At Cork Circuit Criminal Court, Det Garda David Barry told how Quirke, who ran a solid fuel supply business in Rathcormac, walked into Fermoy Garda station on January 31st, 2019 and told gardaí he had attempted to murder his wife.
He told gardaí that in May 2018, he had put a belt around her neck and lifted her off a chair at their home at Lisnagar, Rathcormac, holding her suspended for three seconds before releasing her. He also prevented their adult children from accessing the room after they heard their mother scream.
“At the end of January 2019 he held her against the wall,” said Det Garda Barry. “He said, ‘I did threaten her that I had a rope in the shed and I would hang her. If my hands came out (they were in his pockets) I would have killed her.’”
Det Garda Barry said that Ms Quirke came to Fermoy Garda station on March 12th, 2020 to make a complaint against her ex-husband.
When gardaí examined her car, they found that it had been fitted with a GPS tracking device which allowed him to monitor her movements.
Quirke had been charged with assault causing harm, threatening to kill and harassment and was on bail on these when he rang her from hospital where he was receiving treatment. During the course of a 30 minute phonecall,he sought to intimidate her, the court heard.
“The guards will not be around you when you need them most. When I get out of jail, be it two years, I will be the same. You won’t have that protection you have now. You have 24-hour round the clock Garda armed response and they won’t be there when you need them the most,” he said.
The court heard that the couple had separated in 2010 and divorced in 2013 but had continued residing together.
Quirke had continued running the business for his wife after he had signed over his share of the company to her.

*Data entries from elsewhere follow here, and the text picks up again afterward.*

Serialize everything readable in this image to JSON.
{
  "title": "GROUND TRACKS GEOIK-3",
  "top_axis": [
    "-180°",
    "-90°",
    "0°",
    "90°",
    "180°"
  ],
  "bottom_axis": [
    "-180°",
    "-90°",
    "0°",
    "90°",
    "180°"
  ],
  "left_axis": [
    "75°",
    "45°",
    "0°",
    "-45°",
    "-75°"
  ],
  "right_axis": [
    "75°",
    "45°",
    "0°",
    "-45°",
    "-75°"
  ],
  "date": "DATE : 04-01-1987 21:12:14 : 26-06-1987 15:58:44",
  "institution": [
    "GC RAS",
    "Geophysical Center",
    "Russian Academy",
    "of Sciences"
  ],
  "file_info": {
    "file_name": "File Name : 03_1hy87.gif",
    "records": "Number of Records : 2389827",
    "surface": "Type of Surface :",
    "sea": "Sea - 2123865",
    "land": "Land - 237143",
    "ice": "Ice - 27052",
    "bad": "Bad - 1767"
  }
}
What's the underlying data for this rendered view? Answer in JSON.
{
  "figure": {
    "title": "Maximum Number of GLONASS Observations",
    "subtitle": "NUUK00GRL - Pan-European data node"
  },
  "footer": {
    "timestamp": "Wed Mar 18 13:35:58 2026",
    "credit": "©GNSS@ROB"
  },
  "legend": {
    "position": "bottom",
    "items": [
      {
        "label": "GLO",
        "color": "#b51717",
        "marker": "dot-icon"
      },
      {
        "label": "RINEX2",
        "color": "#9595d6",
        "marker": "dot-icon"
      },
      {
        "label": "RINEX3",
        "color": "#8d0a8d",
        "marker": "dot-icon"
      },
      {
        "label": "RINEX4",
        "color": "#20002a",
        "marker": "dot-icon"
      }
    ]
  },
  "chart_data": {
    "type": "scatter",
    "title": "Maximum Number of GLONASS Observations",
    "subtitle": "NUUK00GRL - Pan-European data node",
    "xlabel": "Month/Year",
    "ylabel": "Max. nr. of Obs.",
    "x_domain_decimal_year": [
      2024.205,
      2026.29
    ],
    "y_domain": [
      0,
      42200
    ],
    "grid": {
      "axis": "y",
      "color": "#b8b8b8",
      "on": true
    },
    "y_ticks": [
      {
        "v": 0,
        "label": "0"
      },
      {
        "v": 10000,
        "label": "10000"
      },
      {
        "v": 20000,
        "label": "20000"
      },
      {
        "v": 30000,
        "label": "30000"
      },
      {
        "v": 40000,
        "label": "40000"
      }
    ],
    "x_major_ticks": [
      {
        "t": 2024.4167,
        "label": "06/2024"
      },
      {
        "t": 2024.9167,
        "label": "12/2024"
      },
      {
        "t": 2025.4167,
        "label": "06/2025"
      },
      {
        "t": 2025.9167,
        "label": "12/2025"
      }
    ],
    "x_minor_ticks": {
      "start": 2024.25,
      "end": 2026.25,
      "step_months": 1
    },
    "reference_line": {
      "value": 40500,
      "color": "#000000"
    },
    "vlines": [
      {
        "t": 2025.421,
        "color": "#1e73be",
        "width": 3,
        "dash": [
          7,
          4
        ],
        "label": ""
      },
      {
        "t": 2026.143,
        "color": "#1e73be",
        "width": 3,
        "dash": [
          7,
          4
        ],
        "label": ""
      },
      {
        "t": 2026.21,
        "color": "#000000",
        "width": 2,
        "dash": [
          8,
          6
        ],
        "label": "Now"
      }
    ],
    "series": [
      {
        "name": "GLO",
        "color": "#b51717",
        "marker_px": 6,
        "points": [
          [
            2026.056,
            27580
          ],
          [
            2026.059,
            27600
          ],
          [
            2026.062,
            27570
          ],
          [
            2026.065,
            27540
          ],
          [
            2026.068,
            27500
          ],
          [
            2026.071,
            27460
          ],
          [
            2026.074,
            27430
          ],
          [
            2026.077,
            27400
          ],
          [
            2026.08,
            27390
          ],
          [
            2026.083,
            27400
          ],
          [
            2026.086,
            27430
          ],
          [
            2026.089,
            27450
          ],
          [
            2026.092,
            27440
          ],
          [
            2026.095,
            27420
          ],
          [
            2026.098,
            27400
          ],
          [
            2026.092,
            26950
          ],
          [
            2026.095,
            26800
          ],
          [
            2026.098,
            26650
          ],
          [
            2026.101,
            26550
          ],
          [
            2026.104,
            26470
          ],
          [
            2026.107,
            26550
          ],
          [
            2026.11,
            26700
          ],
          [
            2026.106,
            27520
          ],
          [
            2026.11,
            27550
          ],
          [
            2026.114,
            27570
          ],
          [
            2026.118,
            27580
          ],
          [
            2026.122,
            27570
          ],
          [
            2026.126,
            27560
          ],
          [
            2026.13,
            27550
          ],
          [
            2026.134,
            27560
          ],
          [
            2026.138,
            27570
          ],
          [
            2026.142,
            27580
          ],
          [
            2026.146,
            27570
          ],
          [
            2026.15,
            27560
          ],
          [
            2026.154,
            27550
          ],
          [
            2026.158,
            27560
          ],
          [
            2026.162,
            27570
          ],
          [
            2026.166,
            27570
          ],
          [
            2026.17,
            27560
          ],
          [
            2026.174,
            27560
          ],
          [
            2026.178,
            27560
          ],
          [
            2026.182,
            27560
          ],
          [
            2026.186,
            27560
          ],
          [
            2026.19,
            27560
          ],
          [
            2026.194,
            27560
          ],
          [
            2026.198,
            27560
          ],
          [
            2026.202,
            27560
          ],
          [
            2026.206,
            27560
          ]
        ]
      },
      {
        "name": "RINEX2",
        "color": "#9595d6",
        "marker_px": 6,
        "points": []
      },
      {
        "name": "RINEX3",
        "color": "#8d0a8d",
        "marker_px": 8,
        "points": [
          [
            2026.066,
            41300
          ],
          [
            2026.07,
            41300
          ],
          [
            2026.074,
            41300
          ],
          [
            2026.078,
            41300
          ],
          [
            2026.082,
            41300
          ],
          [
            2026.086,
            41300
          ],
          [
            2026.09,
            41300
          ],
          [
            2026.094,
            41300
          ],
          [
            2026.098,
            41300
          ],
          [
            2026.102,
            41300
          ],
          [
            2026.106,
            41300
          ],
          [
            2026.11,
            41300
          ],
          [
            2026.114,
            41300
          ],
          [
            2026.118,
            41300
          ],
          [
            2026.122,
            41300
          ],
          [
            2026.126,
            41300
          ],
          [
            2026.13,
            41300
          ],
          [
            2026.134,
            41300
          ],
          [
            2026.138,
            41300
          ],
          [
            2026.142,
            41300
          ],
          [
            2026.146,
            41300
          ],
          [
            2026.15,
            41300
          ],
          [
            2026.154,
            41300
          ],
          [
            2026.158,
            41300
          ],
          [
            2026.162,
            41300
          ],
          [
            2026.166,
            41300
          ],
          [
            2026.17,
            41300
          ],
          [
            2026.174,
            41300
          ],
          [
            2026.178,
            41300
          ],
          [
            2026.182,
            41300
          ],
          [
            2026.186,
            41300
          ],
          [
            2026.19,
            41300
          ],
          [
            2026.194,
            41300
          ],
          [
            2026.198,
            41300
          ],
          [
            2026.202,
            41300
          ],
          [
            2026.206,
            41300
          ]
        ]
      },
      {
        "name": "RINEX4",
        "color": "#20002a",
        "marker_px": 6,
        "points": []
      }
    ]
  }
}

Det Garda Barry read a victim impact statement on behalf of Ms Quirke who said that she would very anxious that her former husband would receive all the necessary medical assistance as she feared that if he did not, someone would get hurt.
“Both I and my children are mentally scarred as a result of these incidents. I don’t believe that Michael Quirke understands the consequences of his previous actions. I am very concerned that if he is released from custody, similar - probably more serious incidents - will occur.
“For this reason, I am afraid for my own safety and for the safety of my three children and my three children share my fears and are very concerned to the possibility of losing a parent or both parents or, worse still, a sibling over a matter which has got out of control.”
Defence counsel Siobhan Lankford SC pointed out that notwithstanding the fact that Quirke and his wife were divorced and he had been charged with various offences against her, they had gone together for counselling as recently as August 2020.
She pleaded for leniency, saying that it was clear from a psychiatric report that Quirke had a history of childhood trauma which impacted on his ability to manage stress. He had reached the age of 50 without ever being in trouble and had no previous convictions of any kind, she said.
It was a highly unusual case in that it was Quirke himself who brought his offending to the attention of the gardaí and his ex-wife had withdrawn her complaint but the DPP had decided to proceed with it, said Ms Lankford who suggested the situation it was so unusual it merited a fully suspended sentence.
Judge Seán Ó Donnabháin said it was “a somewhat bizarre case” in that the initial report to the gardaí came from Quirke who then “set out truthfully the acts he had committed against his wife - very serious acts, threats to kill, attempts to kill almost and the methodology was frightening.
“All contact has to cease but the behaviour is significantly too dangerous even on a plea of guilty to deal with it by way of a fully suspended sentenced,” said Judge Ó Donnabháin as he sentenced Quirke to six years in jail, with the final year suspended.
He then imposed a consecutive three year term for interfering with Ms Quirke as a witness. He suspended this term in its entirety, leaving Quirke with five years in jail to be followed by a four year suspended sentence.